Алексей Георгиевич тяжело вздохнул, и на его лице проступила болезненная усталость. У него появилась одышка, спина согнулась, и, вообще, он выглядел очень подавленным. Некоторое время он молчал, пока не осознал свою усталость. Тогда показательно жестким голосом, чтобы я и думать не смел, что он сдал, начальник службы безопасности спросил:
– Я полагаю, ты меня понял, зачем я тебе все это рассказываю?
Он говорил со мной словно учитель со школьником. Неприятное ощущение. Мерзко было бы поддерживать такое отношение к себе, но и конфликтовать я боялся. Поэтому мой собеседник услышал не «да» или «нет», а нечто бесформенное:
– У этой Лаборатории странные истории.
Алексей Георгиевич утвердительно покачал головой и сказал:
– Верно. Будет нехорошо, если ты станешь героем одной из них.
Фраза прозвучала немного странно: не как предупреждение, а как предсказание. Рассказанная история должна была удерживать меня от желания снова нарушить Табу, но вместо этого она порождала столько интригующих вопросов. То, что девушка не напоминала убийцу, меня не смущало – я никогда не видел психопатов, поэтому мог ошибаться на ее счет, но вот откуда появилась мать девочки – Волчица? Дочь ее очень любила, иначе бы зачем девочка воткнула нож в ногу несостоявшейся мачехи? Но если девочка любила маму, зачем она убила ее и сестру? Стоп! Алексей Георгиевич не говорил, что Пленница белой комнаты убила Волчицу. Он сказал, что девочка держала в руках окровавленный нож, когда вернулся ее отец, но что если по нему стекала чужая кровь? Кто тогда и зачем проник в квартиру? Чем я больше я думал над историей, тем больше мне хотелось еще раз нарушить Табу и оказаться во сне, чтобы услышать версию Пленницы белой комнаты о той ночи. Если начальник службы безопасности думал, что своим рассказам он отобьет мое преступное желание вернуться в сон, то он выбрал для этого неудачный способ.

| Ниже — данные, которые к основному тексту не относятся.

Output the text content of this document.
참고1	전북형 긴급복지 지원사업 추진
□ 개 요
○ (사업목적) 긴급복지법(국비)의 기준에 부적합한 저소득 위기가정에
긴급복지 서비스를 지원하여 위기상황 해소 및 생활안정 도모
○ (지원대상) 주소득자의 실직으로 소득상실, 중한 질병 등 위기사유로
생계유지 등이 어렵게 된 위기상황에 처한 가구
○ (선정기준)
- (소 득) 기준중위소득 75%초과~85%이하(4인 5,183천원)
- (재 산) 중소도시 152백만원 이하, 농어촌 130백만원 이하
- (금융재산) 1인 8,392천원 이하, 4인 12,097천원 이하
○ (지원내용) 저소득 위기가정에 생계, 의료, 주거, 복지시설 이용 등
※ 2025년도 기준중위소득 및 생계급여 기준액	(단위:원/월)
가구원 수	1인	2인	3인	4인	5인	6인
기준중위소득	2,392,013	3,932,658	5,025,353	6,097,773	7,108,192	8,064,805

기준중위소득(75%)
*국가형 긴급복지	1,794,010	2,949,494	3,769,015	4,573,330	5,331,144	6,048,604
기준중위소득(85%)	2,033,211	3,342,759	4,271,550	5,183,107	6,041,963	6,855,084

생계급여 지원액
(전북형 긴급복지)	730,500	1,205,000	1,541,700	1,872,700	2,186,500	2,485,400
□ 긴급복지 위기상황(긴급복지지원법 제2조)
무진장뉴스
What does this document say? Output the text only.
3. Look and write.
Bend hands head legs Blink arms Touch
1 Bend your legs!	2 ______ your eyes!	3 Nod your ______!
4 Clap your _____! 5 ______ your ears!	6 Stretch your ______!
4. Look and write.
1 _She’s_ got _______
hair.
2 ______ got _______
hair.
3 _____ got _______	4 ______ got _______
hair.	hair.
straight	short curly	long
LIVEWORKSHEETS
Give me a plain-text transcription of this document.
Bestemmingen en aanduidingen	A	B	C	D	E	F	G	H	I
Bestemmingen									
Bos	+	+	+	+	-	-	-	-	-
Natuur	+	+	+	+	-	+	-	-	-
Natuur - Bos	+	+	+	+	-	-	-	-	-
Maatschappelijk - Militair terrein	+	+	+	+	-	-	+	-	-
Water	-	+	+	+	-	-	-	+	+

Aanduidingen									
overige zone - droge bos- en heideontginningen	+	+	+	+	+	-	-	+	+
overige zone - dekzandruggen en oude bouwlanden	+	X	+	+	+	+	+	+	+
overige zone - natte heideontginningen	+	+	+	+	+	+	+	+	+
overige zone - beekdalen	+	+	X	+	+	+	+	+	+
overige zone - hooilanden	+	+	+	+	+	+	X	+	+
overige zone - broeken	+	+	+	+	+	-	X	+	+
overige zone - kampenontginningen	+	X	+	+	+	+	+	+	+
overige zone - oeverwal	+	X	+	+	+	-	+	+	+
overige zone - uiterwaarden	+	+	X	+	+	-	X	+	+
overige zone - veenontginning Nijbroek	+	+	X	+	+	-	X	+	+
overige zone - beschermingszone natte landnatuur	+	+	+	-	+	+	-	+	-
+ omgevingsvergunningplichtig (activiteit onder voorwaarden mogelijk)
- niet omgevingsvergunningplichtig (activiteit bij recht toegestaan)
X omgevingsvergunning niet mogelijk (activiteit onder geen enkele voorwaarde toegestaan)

Алексей Георгиевич продолжал сидеть в моем кабинете. Он устал наблюдать за моими измышлениями, и, по всей видимости, догадываясь, к чему они идут, прервал их:
– Иди и подумай над тем, что я тебе сказал. Многие мужчины хотят стать героями, спасающими принцессу из заточения. Но мало кто задумывается над тем, что будет, если принцесса и вправду окажется ведьмой. Поэтому не повторяй глупых ошибок и больше не нарушай Табу: в эту Лабораторию очень трудно найти подходящих сотрудников. Я не хочу искать на твое место другого человека.
– Надеюсь, это не угрозы? – спросил я, вставая со стула.
– Нет, это предупреждение.
Алексей Георгиевич как-то странно посмотрел на меня с высокомерной ухмылкой, совсем не соответствовавшей характеру его слов.
От этого становилось еще неприятнее, и я поспешил покинуть кабинет. Что-то во всем нашем разговоре было не так.
Я вышел на лестничную клетку и остановился, посмотрев вниз. Никогда за все время работы в Лаборатории я не спускался ниже минус первого этажа; никогда я не ставил под сомнение истории Алексея Георгиевича; и никогда раньше я не видел за этими рассказами призыва к осторожному исследованию тайн. Любопытство перебороло страх и заставило меня сделать несколько робких шагов вниз по Лестнице. Спустившись на бетонные ступеньки, которых никогда не касалась моя нога, я словно пересек непреодолимую черту. Меня охватила эйфория, и я побежал вниз к неизвестности.
На минус четвертом этаже я увидел то, что должен был увидеть: две железных двери, одна из которых вела в лабораторию сна, а вторая – в Бездну. Все выглядело очень обыденно: обычная дверь, обычный темный подвал, обычная лампочка, горевшая тусклым светом. Никаких особых систем защиты, никаких выгравированных на металле тайных знаков, даже предупреждающей таблички – и той не было. Я прикоснулся к двери, и ладонь почувствовала металлический холод. Обычный металлический холод. Я заглянул в замочную скважину – и не увидел в ней ничего, кроме темноты.